Il sera tout aussi intéressant de suivre le manque à gagner en termes d’audience pour les chaînes de TV, si Netflix développe davantage son parc d’abonnés avec cette offre. Car même si son offre pub fait ses premiers pas, Netflix pique du “temps de cerveau disponible” aux chaînes de TV… depuis des années. L’enjeu de la mesure de son audience n’est donc pas nouveau.
Comment classer cette offre : est-ce de la TV ? de la vidéo ? Et donc dans quelle poche budgétaire les annonceurs qui souhaitent investir sur Netflix vont-ils piocher ? On peut penser que c’est bien de la TV : la consommation pour l’abonné de Netflix étant le fruit d’un choix entre TV linéaire et non linéaire, dans les mêmes conditions de qualité qu’offre le “device” TV, sur des contenus longs et professionnels et potentiellement une écoute conjointe (plusieurs membres du même foyer devant l’écran). Une fois les premières semaines du lancement passées, Netflix va donc être confronté aux mêmes problématiques que les acteurs historiques TV.
Un besoin de mesure d’audience commune
Médiamétrie est actif sur le sujet et a raison : les annonceurs vont avoir besoin de mesurer l’impact de Netflix dans leurs plans en termes d’apport de couverture et surtout de couverture utile (% de la cible touchée avec le niveau de répétition le plus optimum), denrée qui se raréfie avec la baisse des audiences de TV linéaire.

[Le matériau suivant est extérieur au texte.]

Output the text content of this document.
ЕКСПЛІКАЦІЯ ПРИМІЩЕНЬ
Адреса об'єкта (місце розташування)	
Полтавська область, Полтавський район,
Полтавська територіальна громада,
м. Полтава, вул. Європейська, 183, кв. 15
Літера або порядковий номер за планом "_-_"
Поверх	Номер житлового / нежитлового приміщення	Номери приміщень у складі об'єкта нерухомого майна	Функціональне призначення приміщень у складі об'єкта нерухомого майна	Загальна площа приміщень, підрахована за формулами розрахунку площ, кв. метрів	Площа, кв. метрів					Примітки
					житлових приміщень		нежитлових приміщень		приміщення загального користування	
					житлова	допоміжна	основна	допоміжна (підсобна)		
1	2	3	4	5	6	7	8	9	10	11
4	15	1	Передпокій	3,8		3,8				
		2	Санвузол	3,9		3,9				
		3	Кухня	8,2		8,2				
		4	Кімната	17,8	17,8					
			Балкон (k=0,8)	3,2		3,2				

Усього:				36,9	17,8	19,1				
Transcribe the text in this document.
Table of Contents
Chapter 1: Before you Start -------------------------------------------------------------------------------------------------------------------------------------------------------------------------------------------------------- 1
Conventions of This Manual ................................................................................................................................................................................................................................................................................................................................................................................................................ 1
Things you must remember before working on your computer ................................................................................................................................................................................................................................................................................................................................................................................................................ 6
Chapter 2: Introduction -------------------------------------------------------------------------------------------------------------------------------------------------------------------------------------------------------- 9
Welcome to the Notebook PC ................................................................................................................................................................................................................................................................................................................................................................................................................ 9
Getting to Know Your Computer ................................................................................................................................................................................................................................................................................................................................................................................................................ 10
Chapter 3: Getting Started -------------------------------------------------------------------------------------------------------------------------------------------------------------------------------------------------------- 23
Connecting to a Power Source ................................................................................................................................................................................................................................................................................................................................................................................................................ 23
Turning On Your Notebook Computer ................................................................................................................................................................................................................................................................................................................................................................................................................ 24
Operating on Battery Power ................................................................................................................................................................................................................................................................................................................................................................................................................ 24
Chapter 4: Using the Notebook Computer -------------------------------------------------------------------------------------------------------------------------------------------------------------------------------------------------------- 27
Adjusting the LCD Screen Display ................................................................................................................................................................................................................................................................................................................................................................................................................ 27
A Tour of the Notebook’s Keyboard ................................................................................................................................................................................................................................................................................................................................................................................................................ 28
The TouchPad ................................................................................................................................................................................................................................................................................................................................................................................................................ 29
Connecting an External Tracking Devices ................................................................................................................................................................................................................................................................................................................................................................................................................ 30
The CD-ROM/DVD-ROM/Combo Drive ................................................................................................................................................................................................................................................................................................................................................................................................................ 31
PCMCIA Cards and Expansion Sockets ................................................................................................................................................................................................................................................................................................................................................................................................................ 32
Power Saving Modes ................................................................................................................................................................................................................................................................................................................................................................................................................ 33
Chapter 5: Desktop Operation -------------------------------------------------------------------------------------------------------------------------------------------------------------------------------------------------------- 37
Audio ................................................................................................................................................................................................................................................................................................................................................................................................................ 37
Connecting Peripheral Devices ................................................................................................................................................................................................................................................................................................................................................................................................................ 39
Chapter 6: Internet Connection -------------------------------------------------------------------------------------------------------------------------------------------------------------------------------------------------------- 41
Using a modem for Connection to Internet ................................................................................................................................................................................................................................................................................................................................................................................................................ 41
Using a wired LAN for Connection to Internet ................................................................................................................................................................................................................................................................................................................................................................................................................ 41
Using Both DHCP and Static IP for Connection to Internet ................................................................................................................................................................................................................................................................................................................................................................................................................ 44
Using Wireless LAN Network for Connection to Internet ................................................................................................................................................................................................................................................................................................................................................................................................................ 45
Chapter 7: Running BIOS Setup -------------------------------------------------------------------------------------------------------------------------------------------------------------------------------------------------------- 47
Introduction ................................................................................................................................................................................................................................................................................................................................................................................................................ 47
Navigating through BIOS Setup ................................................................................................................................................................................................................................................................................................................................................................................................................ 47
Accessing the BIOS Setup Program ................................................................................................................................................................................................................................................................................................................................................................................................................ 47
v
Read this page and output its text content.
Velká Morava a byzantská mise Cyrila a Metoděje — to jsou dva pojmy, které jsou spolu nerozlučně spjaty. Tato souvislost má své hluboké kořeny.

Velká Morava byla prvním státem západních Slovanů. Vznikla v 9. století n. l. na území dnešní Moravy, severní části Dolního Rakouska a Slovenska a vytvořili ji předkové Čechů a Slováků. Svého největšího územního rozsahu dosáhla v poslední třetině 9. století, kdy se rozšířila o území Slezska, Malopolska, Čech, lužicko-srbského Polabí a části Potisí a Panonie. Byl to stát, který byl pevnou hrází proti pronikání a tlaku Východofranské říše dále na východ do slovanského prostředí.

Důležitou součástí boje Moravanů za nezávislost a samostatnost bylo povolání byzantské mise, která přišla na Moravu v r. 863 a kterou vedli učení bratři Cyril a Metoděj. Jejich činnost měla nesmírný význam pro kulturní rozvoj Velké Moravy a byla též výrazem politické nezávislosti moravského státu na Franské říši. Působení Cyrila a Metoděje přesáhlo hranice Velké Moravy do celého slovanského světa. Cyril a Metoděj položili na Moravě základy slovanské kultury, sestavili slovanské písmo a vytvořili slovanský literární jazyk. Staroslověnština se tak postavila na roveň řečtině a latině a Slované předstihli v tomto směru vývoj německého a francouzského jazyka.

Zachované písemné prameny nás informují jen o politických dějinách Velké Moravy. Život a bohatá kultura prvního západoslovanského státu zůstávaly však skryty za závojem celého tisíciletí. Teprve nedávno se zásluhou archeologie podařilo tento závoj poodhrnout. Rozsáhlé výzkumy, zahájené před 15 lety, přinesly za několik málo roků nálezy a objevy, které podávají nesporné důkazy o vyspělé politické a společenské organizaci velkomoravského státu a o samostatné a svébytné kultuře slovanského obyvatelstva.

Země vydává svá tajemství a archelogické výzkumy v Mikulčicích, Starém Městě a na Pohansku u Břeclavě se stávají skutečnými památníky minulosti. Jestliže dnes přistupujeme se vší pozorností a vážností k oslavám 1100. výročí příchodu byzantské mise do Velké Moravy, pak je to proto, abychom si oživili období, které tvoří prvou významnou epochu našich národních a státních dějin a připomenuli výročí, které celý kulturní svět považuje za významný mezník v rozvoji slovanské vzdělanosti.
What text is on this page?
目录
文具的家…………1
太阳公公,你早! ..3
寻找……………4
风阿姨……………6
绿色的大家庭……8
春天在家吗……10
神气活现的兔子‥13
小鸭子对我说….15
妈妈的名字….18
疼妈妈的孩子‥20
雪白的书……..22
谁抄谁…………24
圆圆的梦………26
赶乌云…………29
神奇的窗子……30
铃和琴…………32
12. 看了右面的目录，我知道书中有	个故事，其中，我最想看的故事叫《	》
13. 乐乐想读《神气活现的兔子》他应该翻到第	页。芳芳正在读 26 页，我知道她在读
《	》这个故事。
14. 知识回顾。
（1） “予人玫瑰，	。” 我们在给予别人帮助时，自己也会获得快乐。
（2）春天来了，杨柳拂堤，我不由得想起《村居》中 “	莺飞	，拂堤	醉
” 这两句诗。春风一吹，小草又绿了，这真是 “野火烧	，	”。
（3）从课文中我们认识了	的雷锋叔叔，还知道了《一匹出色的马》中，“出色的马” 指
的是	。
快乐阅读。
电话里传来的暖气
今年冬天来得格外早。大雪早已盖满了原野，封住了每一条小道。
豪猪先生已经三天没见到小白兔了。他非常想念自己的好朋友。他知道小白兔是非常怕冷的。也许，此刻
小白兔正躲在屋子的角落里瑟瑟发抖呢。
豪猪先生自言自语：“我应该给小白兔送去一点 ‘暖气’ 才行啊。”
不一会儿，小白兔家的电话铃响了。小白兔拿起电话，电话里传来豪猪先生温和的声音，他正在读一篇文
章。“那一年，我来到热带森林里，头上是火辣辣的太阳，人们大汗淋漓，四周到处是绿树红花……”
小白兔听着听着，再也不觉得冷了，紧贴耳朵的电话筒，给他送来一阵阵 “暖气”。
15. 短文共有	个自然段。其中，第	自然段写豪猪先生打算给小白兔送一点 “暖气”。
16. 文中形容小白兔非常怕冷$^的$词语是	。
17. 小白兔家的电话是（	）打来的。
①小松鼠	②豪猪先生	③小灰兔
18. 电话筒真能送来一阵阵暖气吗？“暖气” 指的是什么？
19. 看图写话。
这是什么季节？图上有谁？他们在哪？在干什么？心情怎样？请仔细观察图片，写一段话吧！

D’autant que l’on peut penser que cette offre apportera des téléspectateurs moins assidus à la TV linéaire, donc de la couverture incrémentale potentielle. Netflix sera en capacité de maîtriser le frequency capping (donc optimiser l’exposition et par extension la couverture utile), un outil dont ne dispose pas la TV linéaire non segmentée.
Avant de parler de ROI, revenons aux fondamentaux du mediaplanning TV. En basculant une partie de leur budget de TV linéaire vers Netflix (l’exercice vaut pour toute offre alternative au final), les annonceurs sont en droit de se demander quel est l’apport de couverture et (surtout) de couverture utile sur une cible donnée. Le sujet du CPM, jugé trop élevé, pourrait alors être secondaire si l’apport de couverture utile est économique. Mais encore faut-il avoir la mesure pour le prouver…
Aussi, il est bon de rappeler que la mesure de la TV linéaire se fait actuellement à l’individu, sur la base du panel Médiamétrie. Netflix disposera, quant à lui, de données d’audience du compte utilisé (parfois individuel, parfois familial) pour accéder à ses contenus. Qui est réellement derrière l’écran ? Netflix ne le sait pas vraiment. Cela ne posera pas de soucis majeurs pour bon nombre d’annonceurs (bien d’équipements, auto, banque/assurance…) car la décision est souvent commune au sein du foyer mais dans un souci de KPI commun avec la TV linéaire, il faudra y remédier. De préférence par l’intermédiaire d’un mesureur impartial. Vous l’aurez compris, il y a du travail.
La bonne nouvelle, c’est que Netflix sera rapidement en capacité de faire des croisements avec des data tierces pour enrichir la connaissance de son parc d’abonnés et donc proposer des ciblages qui vont au-delà du socio-démo. C’est tout l’intérêt de la TV adressable : aller plus loin que ce que ne peut pas faire le linéaire non adressé.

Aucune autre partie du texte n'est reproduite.